Decoding In-Context Learning: Neuroscience-inspired Analysis of Representations in Large Language Models
Safoora Yousefi, Leo Betthauser, Hosein Hasanbeig, Raphaël Millière, Ida Momennejad
TL;DR
This work investigates how in-context learning reshapes latent representations in large language models by employing neuroscience-inspired analysis. Using Representational Similarity Analysis (RSA) and a novel Attention Ratio Analysis (ARA), the authors examine embedding and attention changes in Vicuna-1.3 13B and Llama-2 70B across two tasks: linear regression and reading comprehension. They show that ICL induces task-relevant shifts in embedding similarity and focuses attention on informative prompt content, with these changes correlating with behavioral improvements.

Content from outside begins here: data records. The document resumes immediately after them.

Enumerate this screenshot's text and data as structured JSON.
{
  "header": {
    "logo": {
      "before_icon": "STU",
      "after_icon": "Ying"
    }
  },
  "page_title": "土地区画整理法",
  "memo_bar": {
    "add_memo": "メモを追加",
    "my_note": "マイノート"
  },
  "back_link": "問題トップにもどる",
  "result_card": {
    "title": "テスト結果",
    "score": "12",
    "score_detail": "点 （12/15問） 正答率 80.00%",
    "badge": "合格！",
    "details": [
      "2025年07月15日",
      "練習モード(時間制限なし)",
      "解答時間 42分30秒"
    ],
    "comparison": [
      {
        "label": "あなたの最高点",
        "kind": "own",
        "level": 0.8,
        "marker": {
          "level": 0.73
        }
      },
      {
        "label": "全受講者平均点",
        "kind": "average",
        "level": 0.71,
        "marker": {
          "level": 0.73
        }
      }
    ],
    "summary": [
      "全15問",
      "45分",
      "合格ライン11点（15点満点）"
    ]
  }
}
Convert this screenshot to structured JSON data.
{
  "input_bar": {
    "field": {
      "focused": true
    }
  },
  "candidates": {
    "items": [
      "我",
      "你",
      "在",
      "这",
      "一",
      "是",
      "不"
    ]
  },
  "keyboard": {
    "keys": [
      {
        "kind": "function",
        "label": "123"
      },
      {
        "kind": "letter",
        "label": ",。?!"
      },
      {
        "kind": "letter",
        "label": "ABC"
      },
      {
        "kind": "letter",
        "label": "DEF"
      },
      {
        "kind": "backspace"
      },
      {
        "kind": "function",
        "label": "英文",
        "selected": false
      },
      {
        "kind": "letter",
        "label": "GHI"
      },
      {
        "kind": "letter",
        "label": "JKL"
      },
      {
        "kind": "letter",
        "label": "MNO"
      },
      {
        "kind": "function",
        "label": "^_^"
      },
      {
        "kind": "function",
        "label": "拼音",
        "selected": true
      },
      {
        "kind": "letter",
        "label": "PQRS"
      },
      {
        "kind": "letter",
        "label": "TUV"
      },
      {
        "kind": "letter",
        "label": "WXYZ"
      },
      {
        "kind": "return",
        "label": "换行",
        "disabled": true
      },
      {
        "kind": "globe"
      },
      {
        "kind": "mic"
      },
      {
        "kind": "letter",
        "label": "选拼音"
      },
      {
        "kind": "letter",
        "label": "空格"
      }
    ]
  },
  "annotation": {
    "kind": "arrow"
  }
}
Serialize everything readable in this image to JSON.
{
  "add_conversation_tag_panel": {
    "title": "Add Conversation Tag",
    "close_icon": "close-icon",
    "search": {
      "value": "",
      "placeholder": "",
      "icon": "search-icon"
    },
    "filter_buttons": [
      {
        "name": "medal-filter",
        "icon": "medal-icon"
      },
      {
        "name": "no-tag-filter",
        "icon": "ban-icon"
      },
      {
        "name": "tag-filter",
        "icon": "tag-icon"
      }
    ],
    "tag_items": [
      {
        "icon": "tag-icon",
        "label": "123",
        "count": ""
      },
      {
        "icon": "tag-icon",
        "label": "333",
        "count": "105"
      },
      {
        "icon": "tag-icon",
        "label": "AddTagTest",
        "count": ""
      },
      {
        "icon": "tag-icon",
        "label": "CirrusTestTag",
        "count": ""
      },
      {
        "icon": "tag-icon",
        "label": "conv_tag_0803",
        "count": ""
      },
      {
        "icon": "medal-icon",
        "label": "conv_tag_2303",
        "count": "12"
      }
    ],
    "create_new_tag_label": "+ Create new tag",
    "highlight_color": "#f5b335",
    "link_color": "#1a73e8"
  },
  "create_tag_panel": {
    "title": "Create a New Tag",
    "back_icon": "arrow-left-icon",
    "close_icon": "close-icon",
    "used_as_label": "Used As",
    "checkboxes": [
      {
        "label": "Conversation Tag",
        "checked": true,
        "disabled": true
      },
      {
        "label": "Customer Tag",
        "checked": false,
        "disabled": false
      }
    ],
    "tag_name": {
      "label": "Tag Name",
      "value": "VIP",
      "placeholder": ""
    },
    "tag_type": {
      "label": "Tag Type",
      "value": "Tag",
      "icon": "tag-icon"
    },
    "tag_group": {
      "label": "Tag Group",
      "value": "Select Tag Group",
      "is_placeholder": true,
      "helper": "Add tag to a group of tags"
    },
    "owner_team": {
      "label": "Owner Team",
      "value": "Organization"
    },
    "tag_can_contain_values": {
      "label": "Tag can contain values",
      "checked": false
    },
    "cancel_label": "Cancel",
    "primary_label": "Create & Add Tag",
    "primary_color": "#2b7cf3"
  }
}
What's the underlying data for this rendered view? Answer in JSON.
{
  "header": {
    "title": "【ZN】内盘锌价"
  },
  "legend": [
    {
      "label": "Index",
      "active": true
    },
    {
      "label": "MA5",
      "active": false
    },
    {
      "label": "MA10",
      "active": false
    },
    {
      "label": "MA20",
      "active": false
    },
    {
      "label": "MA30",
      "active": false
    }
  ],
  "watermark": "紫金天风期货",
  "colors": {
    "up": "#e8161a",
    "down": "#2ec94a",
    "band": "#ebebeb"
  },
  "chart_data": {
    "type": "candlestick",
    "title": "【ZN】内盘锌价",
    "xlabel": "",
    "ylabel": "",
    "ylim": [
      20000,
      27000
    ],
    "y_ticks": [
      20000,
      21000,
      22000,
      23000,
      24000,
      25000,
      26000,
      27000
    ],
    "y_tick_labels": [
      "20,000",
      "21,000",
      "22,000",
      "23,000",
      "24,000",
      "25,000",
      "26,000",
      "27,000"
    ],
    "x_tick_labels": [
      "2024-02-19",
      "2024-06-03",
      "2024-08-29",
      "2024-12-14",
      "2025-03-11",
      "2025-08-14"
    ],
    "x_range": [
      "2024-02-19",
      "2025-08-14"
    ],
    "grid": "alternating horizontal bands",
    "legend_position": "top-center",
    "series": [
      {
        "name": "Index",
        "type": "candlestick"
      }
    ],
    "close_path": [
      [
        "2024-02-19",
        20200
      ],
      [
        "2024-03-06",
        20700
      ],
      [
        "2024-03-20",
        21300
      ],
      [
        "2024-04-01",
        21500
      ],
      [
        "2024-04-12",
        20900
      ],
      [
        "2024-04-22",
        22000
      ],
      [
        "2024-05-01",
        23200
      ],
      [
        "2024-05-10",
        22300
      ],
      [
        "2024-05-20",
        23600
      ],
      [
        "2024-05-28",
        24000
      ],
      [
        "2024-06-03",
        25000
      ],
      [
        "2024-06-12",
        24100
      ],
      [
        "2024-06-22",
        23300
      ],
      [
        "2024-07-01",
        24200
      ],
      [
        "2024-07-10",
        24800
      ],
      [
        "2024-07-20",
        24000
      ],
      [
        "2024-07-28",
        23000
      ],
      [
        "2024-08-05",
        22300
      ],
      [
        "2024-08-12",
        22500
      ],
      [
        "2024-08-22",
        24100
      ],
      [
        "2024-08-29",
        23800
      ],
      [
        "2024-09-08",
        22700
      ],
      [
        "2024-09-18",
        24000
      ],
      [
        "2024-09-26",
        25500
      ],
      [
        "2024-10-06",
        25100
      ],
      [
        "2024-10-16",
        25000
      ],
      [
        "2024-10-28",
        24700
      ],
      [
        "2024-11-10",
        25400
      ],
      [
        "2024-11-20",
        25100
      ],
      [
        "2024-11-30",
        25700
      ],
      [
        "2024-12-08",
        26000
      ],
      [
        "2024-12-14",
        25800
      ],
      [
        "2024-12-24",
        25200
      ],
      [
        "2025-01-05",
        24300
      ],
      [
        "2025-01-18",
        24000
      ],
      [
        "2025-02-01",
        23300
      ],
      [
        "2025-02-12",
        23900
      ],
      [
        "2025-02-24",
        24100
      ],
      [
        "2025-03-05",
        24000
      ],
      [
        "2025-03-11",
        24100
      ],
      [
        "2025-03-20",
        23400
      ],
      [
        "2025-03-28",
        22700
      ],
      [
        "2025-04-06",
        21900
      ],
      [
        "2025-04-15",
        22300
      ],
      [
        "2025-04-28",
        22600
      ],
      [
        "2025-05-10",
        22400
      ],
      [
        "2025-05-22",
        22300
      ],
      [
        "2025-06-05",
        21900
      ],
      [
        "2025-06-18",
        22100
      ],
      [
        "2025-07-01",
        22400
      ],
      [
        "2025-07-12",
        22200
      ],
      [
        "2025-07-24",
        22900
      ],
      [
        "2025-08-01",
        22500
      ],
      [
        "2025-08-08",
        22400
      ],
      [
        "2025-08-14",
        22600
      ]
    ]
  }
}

The proposed framework provides a scalable, interpretable approach to link latent representations to ICL performance, offering practical tools for model understanding and design in real-world applications.
Abstract
Large language models (LLMs) exhibit remarkable performance improvement through in-context learning (ICL) by leveraging task-specific examples in the input. However, the mechanisms behind this improvement remain elusive. In this work, we investigate how LLM embeddings and attention representations change following in-context-learning, and how these changes mediate improvement in behavior. We employ neuroscience-inspired techniques such as representational similarity analysis (RSA) and propose novel methods for parameterized probing and measuring ratio of attention to relevant vs. irrelevant information in Llama-2 70B and Vicuna 13B. We designed two tasks with a priori relationships among their conditions: linear regression and reading comprehension. We formed hypotheses about expected similarities in task representations and measured hypothesis alignment of LLM representations before and after ICL as well as changes in attention. Our analyses revealed a meaningful correlation between improvements in behavior after ICL and changes in both embeddings and attention weights across LLM layers. This empirical framework empowers a nuanced understanding of how latent representations shape LLM behavior, offering valuable tools and insights for future research and practical applications.